During the development of the game, the control scheme was a major point of debate, with many various formats being considered, including the traditional WASD format, as well as the use of a secondary mouse, and thus it was settled for the current method that was described by Rob Lockhart as "the greatest source of novelty, as well as frustration".

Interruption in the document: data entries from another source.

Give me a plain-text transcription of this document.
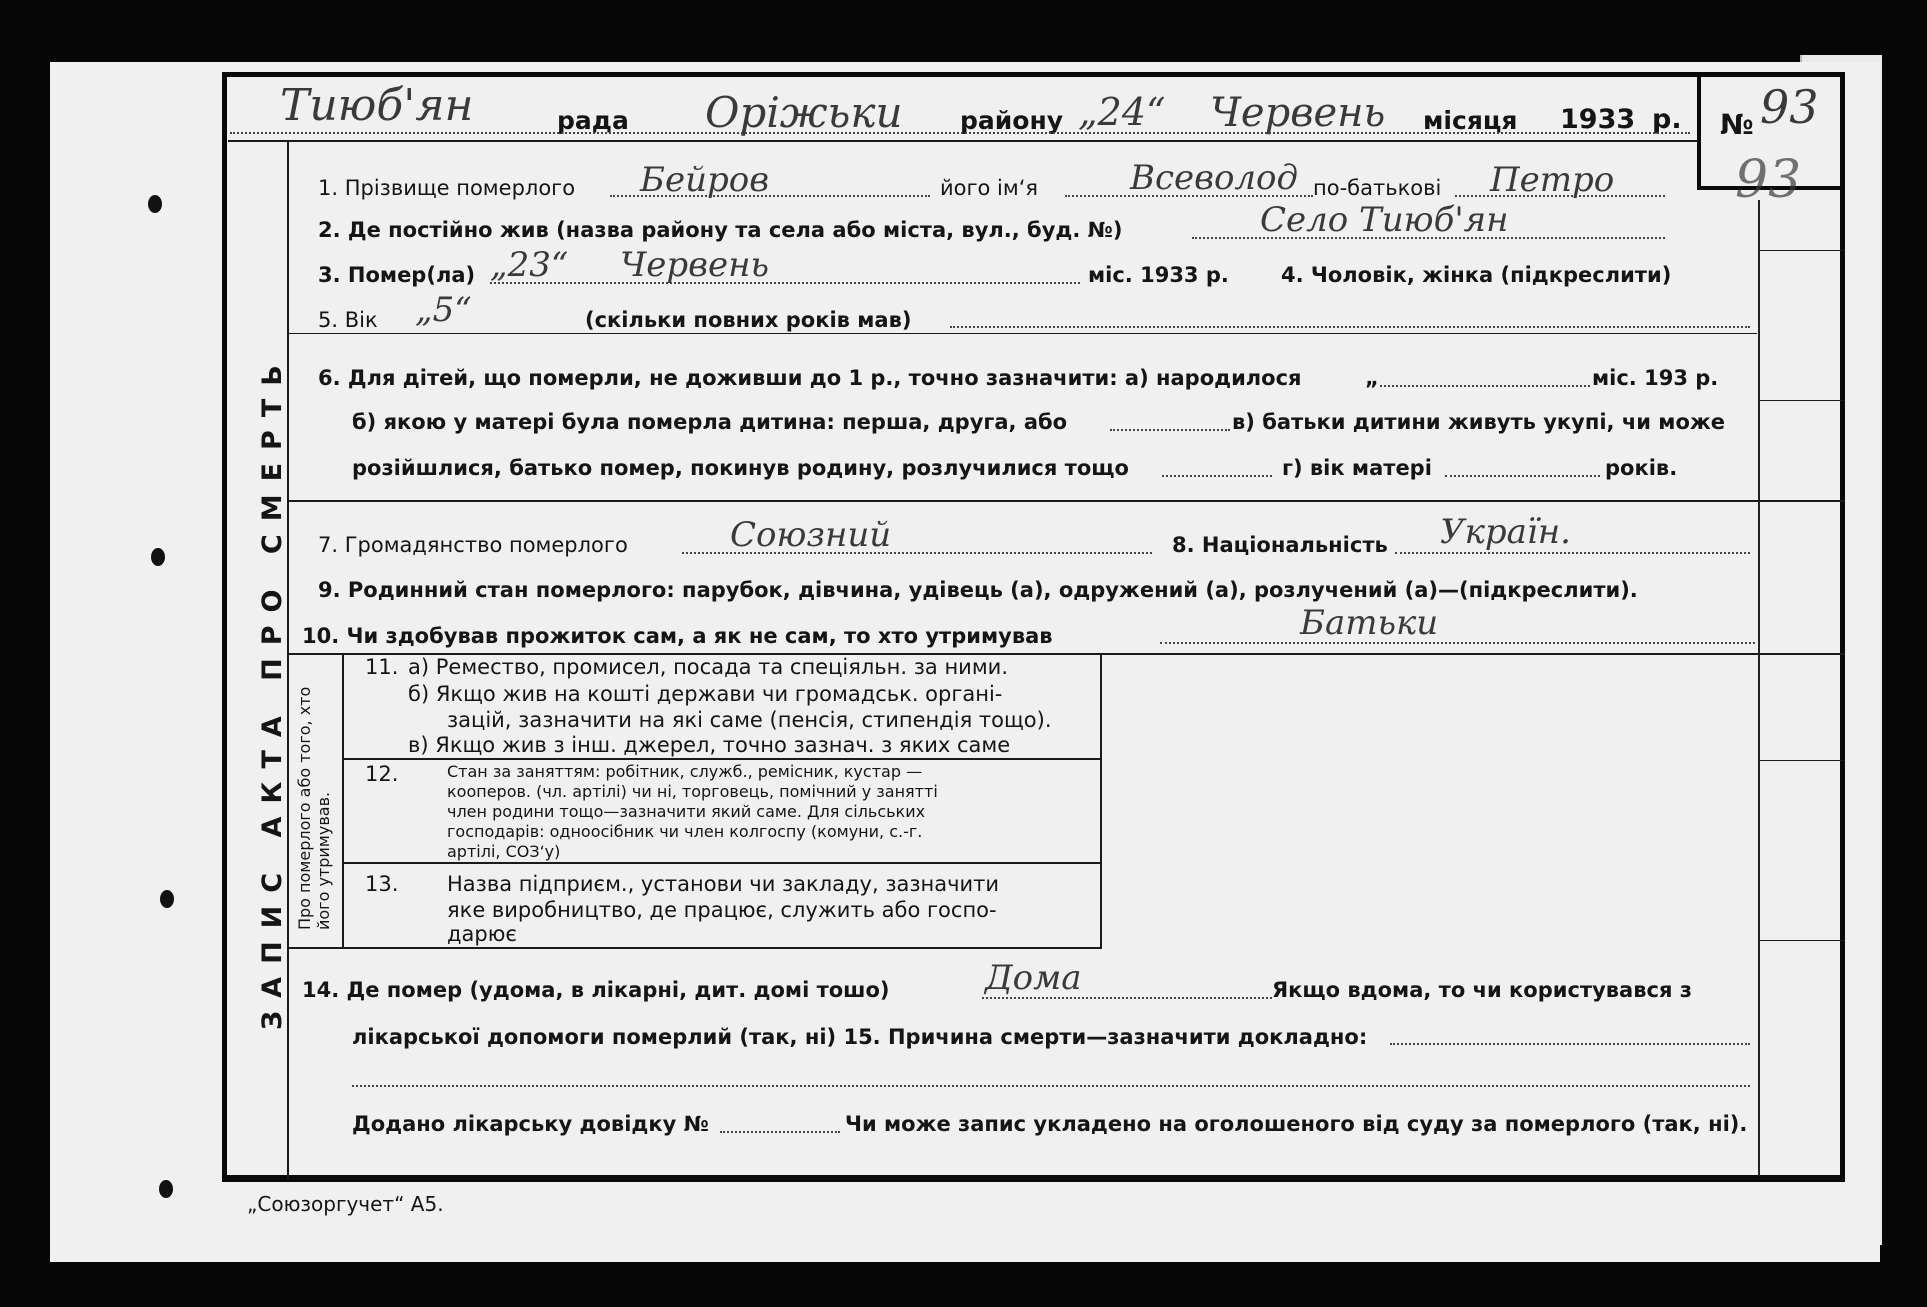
ЗАПИС АКТА ПРО СМЕРТЬ Про померлого або того, хто його утримував.
Тиюб'ян	рада Оріжьки району „24“ Червень місяця 1933 р. № 93
93
1. Прізвище померлого Бейров	його ім‘я	Всеволод по-батькові Петро
2. Де постійно жив (назва району та села або міста, вул., буд. №)	Село Тиюб'ян
3. Помер(ла) „23“ Червень	міс. 1933 р. 4. Чоловік, жінка (підкреслити)
5. Вік „5“	(скільки повних років мав)
6. Для дітей, що померли, не доживши до 1 р., точно зазначити: а) народилося	„	міс. 193 р.
б) якою у матері була померла дитина: перша, друга, або	в) батьки дитини живуть укупі, чи може
розійшлися, батько помер, покинув родину, розлучилися тощо	г) вік матері	років.
7. Громадянство померлого	Союзний	8. Національність Україн.
9. Родинний стан померлого: парубок, дівчина, удівець (а), одружений (а), розлучений (а)—(підкреслити).
10. Чи здобував прожиток сам, а як не сам, то хто утримував	Батьки
11. а) Ремество, промисел, посада та спеціяльн. за ними.
б) Якщо жив на коштi держави чи громадськ. органі-
зацій, зазначити на які саме (пенсія, стипендія тощо).
в) Якщо жив з інш. джерел, точно зазнач. з яких саме
12.	Стан за заняттям: робітник, служб., ремісник, кустар —
кооперов. (чл. артілі) чи ні, торговець, помічний у занятті
член родини тощо—зазначити який саме. Для сільських
господарів: одноосібник чи член колгоспу (комуни, с.-г.
артілі, СОЗ‘у)
13. Назва підприєм., установи чи закладу, зазначити
яке виробництво, де працює, служить або госпо-
дарює
14. Де помер (удома, в лікарні, дит. домі тошо)	Дома	Якщо вдома, то чи користувався з
лікарської допомоги померлий (так, ні) 15. Причина смерти—зазначити докладно:
Додано лікарську довідку №	Чи може запис укладено на оголошеного від суду за померлого (так, ні).
„Союзоргучет“ А5.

In its current form, Young Horses Inc consists of eight of the original 18 developers, with those who are no longer partaking in development signing over rights to Octodad in return for a share of the company as well as royalties from the sequel.

==Reception==
Octodad was well received by critics and the public alike. It was praised for its comedy, as well as its interesting gameplay style. It received 3.5 out of 5 from the-back-row. Although it is known for being very difficult to play, the game designers are praised for keeping it short being able to complete in under an hour. Allen Cook from Gamers with Jobs described it as "the best slapstick routine I've seen in a game, period". However it did receive some criticism for not resolving some plot points such as the chef that threatens to cook the main character and appears in the family home. Overall, the game was cited as being very well written for a college project. It has also been compared to the game QWOP due to how both games feature awkward controls as a key feature of the game.

==Sequel==

Octodad: Dadliest Catch is the sequel to Octodad and one of the first games to be successfully greenlit via Steam. It was funded through Kickstarter, achieving a funding level of $24,320 and surpassing the developer's goal of $20,000, with funding ending in August 2011. The game was released for Microsoft Windows, Mac OS, and Linux on January 30, 2014, PlayStation 4 on April 22, 2014, PlayStation Vita on May 26, 2015, Xbox One on August 25, 2015, Wii U and IOS on October 29, 2015, Android on November 4, 2015 and Nintendo Switch on November 9, 2017.